If baton twirling had its own honor society, Sagan Everett likely would be a member.

The Colorado City sophomore kinesiology major already has both baton twirling and honors activities at Angelo State University to her credit. 

Everett took a recent weekend off from her studies at ASU to win two divisions of the National Baton Twirling Association’s regional competition in Denton. She won the solo and two-baton events in the intermediate division, which require two-minute routines before a panel of judges. She was one of 100 twirlers in the competition.

Everett has been twirling batons since her aunt, Kakai Wulfjen, who was the twirling teacher in Colorado City, got her started in third grade. Wulfjen moved away from Colorado City before Everett finished high school, but ASU alumna and former ASU Ram Band featured twirler Vanessa Moffett stepped in to fill Wulfjen’s shoes. 

Everett continued twirling throughout high school and has been a featured twirler with the ASU band for the past two years.

Everett practices about five hours a week during contest season, but most of her time is consumed by kinesiology studies and honors work. 

She will enter the Physical Therapy Priority Acceptance Program at ASU where she will collaborate with faculty and begin doing research as she finishes her kinesiology degree.

Everett said she has her eye on becoming a practicing physical therapist in a hospital.  Everett said got her ambition for physical therapy from her parents, Bill and Toni Everett of Colorado City.

“My parents are in health care,” she said. “My mom is a registered nurse and dad is a physician’s assistant. Mom encouraged me and physical therapy is what I want to do.”

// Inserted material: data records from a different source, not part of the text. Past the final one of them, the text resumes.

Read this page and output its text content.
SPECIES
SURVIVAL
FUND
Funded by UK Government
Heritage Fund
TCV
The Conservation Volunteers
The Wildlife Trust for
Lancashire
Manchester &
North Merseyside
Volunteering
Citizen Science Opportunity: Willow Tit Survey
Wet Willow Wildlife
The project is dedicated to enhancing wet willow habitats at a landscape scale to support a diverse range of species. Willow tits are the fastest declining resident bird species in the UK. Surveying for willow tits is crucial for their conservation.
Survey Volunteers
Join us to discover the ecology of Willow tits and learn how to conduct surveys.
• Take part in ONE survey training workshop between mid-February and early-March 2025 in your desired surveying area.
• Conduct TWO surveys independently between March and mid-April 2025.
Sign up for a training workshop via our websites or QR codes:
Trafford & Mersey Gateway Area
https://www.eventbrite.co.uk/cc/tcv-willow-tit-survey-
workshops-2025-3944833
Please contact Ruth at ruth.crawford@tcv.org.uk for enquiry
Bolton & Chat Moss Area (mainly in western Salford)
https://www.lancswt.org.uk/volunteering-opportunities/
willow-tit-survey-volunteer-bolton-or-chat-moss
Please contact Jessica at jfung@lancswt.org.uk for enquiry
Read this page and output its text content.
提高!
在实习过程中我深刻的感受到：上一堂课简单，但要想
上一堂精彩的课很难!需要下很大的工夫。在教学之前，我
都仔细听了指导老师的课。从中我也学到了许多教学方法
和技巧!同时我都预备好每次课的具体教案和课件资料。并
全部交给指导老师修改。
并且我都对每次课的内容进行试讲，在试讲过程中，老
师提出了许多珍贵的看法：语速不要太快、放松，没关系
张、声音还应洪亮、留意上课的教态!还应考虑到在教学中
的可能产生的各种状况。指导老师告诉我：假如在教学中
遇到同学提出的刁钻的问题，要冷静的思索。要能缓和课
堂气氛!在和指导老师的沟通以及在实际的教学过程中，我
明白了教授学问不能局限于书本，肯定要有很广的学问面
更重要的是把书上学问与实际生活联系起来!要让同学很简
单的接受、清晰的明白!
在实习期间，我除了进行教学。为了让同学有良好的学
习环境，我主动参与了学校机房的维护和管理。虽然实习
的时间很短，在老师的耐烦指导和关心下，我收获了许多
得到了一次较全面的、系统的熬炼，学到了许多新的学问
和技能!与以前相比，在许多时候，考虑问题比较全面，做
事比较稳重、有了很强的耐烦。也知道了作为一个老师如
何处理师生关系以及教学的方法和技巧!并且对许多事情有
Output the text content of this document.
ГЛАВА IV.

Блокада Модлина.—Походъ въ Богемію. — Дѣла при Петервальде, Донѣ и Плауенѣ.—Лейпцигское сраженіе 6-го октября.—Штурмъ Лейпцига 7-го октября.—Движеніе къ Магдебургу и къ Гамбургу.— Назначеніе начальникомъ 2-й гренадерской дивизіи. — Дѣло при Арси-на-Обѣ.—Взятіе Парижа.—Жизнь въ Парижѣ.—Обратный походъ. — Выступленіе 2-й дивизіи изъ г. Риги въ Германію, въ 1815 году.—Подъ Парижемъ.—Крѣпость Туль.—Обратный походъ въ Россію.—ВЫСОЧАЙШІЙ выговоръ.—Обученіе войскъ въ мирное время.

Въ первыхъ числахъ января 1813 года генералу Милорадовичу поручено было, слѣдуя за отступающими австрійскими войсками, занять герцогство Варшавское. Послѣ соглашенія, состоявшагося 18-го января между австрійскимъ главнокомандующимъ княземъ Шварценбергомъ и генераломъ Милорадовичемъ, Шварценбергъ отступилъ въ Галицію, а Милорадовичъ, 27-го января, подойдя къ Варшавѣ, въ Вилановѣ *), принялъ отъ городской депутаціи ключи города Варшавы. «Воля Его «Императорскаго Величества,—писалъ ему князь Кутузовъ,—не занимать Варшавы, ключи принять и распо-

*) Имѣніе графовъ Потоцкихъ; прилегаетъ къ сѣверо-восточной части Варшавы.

Besides the Physical Therapy Priority Acceptance Program, Everett has been inducted into Alpha Chi, the honor society for students in all disciplines, and she worked in the ASU Writing Center last year. 

The Writing Center is staffed by specially selected and trained student tutors who offer one-on-one writing and reading conferences with their peers.

Everett also has been named an emissary for the ASU Honors Program.

“An emissary is kind of a face for the Honors Program,” Everett said. “We interact with faculty and the community. If they have questions, we are representatives of the program.”

Before she returns to ASU this fall for her junior year, Everett will spend a month in Costa Rica with the International Education program. She will take four hours of Spanish every day and courses in ecotourism and biodiversity during the program, but it won’t be all work.

“We will be going on different excursions to beaches, rainforests and all kinds of fun stuff,” Everett said.

For the time she spends in Costa Rica, she will get 12 hours of credit at ASU.